My students have been looking through plenty of resources, but they always look forward to the MIT exams for the final push through regionals. They appreciate the rigor and are huge studying tools for their preparation.
Wow, if you really receive tests back that quickly, that’s insanely fast. In my day, there were competitions I attended that never ended up giving us blank electronic copies of the full set of tests at all. So be grateful if tournaments really give you that kind of luxury service and don’t be so nitpicky towards those who don’t. Not everyone can get all that stuff together THAT quickly, and I assure you they’re doing their best to get the tests back to you as soon as possible.

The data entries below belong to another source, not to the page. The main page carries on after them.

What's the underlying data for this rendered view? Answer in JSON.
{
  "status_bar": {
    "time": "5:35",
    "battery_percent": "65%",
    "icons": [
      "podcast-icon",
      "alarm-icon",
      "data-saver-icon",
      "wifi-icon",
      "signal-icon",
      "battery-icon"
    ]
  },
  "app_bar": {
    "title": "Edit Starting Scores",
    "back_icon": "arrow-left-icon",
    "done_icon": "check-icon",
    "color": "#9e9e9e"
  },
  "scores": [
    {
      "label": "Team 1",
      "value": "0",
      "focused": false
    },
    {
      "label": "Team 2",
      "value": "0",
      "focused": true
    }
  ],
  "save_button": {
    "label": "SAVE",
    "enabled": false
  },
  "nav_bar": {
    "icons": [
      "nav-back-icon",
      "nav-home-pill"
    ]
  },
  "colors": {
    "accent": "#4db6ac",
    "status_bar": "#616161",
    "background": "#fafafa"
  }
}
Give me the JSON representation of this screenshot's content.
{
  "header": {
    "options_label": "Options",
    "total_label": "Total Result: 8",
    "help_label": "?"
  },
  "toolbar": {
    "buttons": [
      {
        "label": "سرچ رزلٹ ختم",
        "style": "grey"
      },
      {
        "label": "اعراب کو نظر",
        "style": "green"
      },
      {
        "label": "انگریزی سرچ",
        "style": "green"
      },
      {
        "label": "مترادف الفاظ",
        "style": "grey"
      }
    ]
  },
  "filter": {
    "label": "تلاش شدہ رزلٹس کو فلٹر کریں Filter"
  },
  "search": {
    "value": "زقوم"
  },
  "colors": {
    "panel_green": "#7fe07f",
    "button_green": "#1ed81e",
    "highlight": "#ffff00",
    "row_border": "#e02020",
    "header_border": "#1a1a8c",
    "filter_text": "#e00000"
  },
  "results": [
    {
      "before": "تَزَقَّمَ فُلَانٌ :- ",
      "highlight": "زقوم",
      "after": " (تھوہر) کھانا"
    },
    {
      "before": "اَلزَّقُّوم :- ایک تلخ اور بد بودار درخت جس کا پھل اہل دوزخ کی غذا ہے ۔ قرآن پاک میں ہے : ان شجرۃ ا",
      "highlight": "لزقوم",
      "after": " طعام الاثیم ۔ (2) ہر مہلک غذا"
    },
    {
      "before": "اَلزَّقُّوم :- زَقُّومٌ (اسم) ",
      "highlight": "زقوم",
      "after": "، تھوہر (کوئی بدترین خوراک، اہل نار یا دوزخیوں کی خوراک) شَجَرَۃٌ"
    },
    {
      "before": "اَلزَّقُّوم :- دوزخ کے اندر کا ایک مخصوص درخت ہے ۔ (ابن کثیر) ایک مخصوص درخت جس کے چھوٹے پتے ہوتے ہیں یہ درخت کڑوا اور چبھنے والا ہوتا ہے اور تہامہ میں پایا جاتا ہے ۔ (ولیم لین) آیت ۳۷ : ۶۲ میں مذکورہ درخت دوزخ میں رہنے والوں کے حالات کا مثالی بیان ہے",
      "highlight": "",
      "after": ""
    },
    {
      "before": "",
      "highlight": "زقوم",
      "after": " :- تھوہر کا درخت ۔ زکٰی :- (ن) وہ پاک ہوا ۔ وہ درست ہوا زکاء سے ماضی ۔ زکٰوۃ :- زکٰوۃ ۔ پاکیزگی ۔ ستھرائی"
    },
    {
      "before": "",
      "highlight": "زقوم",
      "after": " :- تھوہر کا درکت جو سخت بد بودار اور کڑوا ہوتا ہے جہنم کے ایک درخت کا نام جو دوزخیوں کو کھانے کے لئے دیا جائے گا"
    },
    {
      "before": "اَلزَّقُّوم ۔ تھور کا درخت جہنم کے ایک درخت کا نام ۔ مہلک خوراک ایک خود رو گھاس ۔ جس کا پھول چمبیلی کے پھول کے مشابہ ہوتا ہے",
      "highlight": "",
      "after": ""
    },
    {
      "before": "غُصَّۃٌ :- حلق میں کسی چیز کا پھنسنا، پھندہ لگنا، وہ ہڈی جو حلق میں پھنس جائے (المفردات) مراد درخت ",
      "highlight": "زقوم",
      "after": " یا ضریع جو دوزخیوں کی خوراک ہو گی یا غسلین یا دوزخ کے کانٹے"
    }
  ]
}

And my main point is that in the meantime, just chill, and a good use of time would be to study other resources that are right in front of you, such as the internet, while you wait for the tests to come back.
In my experience, tournaments typically take between 2-7 days to release the full set of tests to participating teams. I am responsible for this effort at the Solon Invitational, and it is a larger task than you would imagine, even without customized watermarks.
So, I have two perspectives here. One being that, I agree, getting tests back that quickly is incredibly fast (the 2-7 days that Nick mentioned is accurate in my experience). Until this year, Brookwood was the only Div C invitational in Georgia that gave back blank tests, and it usually still takes a week or so (though all of that has been changing for the better recently). On the other hand, having collected and distributed tests for our invitational for the last two years, it doesn't really take that much effort. If I were not too tired to do anything after the tournament, I would probably have the tests for our invitational out within a few hours of awards, completely ready.
The level of frustration is always high this time of year, and at 1am, the lines if reasoning are haphazard. For larger universities, perhaps I could see the release of exams not hurting them from getting the attendance for the experience. Smaller invitationals may go to the wayside, however, as they may not get the draw of teams for the price tags included for bussing. It's easier to justify to parents the cost of an MIT vs the cost of a high school invy in a neighboring state. If these exams were released, the experience may not necessarily be deemed worthwhile for the middle of the road school.
Definitely agree here. I doubt we'll see even moderately common public releases in any area of the nation for 15+ years, if/when invitationals and tests become so common that they're no longer as valued.